I am working on a solution for a client that does in-house deposits for a refill - in essence they charge a fee for every bottle, then the customer brings bottles back and they get refunded.
The challenge is TR workflow: Take the example of Mr. Test McTesterson. Mr. McTesterson likes to come into the tasting room every week on his way home from Acme Widget Co and grab a bottle of the delightful Malvasia made at my clients winery. He pays for the bottle and the $1 deposit, but because Mr. McTesterson is not permitted to disclose his company e-mail address he prefers to be a walk in customer. After a couple of months Mr. McTesterson stops by the TR on a busy weekend with his 24 bottles to get his $24 refund, but since it is Lent he isn’t drinking, so he does not want to make a purchase. Imma O. Verwhelmed, the new tasting room associate turns to you and asks how to ring up the refund.
What say you, WineDirect Hive Mind? What is the best and fastest way to run this transaction. We have a few options that we are using now, but none I would call slick, intuitive, or fast.
Policy is to charge for the bottle(s) at time of initial purchase. Future refills do not charge for the bottle. There is no deposit refund or buy back. The few beer growler policies I know of work this way.
Dude with no email better remember his initial order number.
They are clearly your bottles. Give him the cash, it’s just $24.
Ugh. You can create negative $ product on the POS.

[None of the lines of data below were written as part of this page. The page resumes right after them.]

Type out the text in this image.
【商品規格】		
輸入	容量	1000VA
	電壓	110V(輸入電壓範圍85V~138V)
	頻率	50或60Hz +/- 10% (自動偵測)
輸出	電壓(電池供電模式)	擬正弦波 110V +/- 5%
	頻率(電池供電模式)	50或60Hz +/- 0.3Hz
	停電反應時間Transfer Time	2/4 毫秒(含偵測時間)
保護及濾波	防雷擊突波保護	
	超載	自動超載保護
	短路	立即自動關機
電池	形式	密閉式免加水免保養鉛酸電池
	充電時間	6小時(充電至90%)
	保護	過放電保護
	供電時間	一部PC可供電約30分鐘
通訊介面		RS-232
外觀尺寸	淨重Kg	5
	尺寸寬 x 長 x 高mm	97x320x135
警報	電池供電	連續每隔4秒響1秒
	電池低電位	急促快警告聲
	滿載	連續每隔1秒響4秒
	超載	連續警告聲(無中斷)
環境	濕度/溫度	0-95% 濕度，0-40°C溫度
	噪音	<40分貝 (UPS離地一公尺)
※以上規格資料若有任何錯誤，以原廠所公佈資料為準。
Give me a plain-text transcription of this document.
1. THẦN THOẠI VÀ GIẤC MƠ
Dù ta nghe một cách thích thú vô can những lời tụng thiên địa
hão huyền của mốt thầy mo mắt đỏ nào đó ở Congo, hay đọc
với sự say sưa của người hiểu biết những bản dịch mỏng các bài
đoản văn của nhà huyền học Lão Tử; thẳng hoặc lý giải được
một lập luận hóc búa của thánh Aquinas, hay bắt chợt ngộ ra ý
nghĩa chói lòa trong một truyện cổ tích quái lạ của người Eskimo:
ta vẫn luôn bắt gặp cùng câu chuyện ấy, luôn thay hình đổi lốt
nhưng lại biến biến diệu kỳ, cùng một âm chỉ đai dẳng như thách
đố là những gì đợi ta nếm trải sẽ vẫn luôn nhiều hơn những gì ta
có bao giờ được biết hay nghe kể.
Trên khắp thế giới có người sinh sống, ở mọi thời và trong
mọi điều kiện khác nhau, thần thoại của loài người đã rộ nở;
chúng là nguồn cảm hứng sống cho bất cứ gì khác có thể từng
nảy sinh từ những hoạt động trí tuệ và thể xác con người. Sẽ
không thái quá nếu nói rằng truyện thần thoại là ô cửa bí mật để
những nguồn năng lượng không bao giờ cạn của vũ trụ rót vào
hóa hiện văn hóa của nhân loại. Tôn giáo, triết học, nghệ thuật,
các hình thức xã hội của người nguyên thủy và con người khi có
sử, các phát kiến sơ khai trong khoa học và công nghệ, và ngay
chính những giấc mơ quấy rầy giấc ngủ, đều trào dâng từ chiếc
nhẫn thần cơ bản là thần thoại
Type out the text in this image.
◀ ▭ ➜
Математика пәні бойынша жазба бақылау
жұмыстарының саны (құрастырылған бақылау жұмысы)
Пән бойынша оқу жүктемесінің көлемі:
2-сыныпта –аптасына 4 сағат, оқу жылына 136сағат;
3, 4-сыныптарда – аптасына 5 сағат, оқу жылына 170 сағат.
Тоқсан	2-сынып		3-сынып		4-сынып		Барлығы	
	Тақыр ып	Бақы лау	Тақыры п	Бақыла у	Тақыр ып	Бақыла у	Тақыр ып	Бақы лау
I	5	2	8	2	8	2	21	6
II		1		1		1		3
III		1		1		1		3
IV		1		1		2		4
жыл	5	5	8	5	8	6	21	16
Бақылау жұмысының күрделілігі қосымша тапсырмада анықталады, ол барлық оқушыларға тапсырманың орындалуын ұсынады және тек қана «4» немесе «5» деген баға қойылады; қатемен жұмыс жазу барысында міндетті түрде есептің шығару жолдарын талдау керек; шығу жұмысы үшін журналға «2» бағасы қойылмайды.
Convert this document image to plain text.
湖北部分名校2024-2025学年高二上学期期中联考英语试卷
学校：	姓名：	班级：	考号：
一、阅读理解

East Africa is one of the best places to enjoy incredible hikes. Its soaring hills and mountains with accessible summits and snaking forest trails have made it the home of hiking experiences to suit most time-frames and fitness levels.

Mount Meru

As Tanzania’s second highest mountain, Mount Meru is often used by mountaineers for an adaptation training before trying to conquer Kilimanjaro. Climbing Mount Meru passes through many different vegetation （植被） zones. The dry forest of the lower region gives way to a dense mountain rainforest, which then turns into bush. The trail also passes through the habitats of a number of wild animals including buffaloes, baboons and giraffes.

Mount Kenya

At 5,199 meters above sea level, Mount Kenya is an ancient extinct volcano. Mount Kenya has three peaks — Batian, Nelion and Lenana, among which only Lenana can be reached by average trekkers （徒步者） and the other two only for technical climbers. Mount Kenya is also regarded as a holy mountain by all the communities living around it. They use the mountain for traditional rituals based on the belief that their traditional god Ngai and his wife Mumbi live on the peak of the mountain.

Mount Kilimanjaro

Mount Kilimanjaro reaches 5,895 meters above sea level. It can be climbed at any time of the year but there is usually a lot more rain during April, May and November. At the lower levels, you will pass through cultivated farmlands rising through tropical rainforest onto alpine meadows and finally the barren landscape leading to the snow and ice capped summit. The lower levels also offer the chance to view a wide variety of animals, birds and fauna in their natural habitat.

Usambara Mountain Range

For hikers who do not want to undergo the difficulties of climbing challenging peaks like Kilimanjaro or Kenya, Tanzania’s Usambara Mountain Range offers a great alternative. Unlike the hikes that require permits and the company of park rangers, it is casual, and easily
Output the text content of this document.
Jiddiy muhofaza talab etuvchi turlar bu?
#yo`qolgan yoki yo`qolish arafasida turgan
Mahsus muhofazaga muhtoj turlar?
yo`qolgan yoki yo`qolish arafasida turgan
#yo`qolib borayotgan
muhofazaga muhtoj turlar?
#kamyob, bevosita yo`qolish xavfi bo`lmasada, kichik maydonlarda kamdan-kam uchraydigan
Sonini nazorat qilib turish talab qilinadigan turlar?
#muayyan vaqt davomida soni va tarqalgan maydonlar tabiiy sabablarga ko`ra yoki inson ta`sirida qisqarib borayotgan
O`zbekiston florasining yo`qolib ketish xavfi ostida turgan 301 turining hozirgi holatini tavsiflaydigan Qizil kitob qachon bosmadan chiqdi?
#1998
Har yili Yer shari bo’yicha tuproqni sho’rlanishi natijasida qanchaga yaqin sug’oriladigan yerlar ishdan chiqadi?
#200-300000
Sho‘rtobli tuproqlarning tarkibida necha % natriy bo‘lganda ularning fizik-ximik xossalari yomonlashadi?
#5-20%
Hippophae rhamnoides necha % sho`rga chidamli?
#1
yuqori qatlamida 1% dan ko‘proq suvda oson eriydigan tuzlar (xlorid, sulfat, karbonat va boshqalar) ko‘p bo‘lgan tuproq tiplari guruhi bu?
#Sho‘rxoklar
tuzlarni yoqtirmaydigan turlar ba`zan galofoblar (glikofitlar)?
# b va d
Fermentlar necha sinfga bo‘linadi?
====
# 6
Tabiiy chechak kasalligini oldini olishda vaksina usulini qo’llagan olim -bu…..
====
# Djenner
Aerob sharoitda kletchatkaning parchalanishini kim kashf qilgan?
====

But maybe I’m not understanding the question because I don’t know how you got to a minus $25 value.
How the $ get to the customer depends on the payment situation. If dude doesn’t have a personal email he can give you, how is he going to have Apple pay?
Hi @jay - I think what you are currently doing is the quickest solution to handle this scenario. It sounds like you are creating an order for $1 and then performing a POS Exchange on that transaction for -$25, so, in aggregate, it totals to an order for -$24.
If the customer is only coming back with one bottles, it’s probably easier to perform a Refund (not a Return) instead. You will need to find the original order number and refund the item partially for $1. However, in the scenario you are describing, there will be 24 orders and you won’t want to find each one and refund them so the POS Exchange should work best there.
Using POS Exchange is a workaround solution and as @ElJefe mentioned, it will likely be best to implement a no bottle refund or buybacks policy.
Yeah - when there are 5 plus orders it is a bear to go any other way then what we came up with. I was just hoping that there was a magic trick that I didn’t know that would let me run an order from scratch with a negative value without the extra refund/exchange step.
Ugh. You can create negative $ product on the POS. -**True, but there still has to be a positive value for the order for the system to charge, then there will need to be the return/refund/exchange after, no? **
But maybe I’m not understanding the question because I don’t know how you got to a minus $25 value. Because of the need to have a positive transaction for the system to take a card, so you would have to complete the $1 order then refund it for the whole total of $25 to effectively pay him $24
How the $ get to the customer depends on the payment situation. If dude doesn’t have a personal email he can give you, how is he going to have Apple pay? The Apple pay was an example of how he wants the system to operate - the client wants to have the ability to issue real credit to a customer from his bank account, through WD onto the clients Credit Card.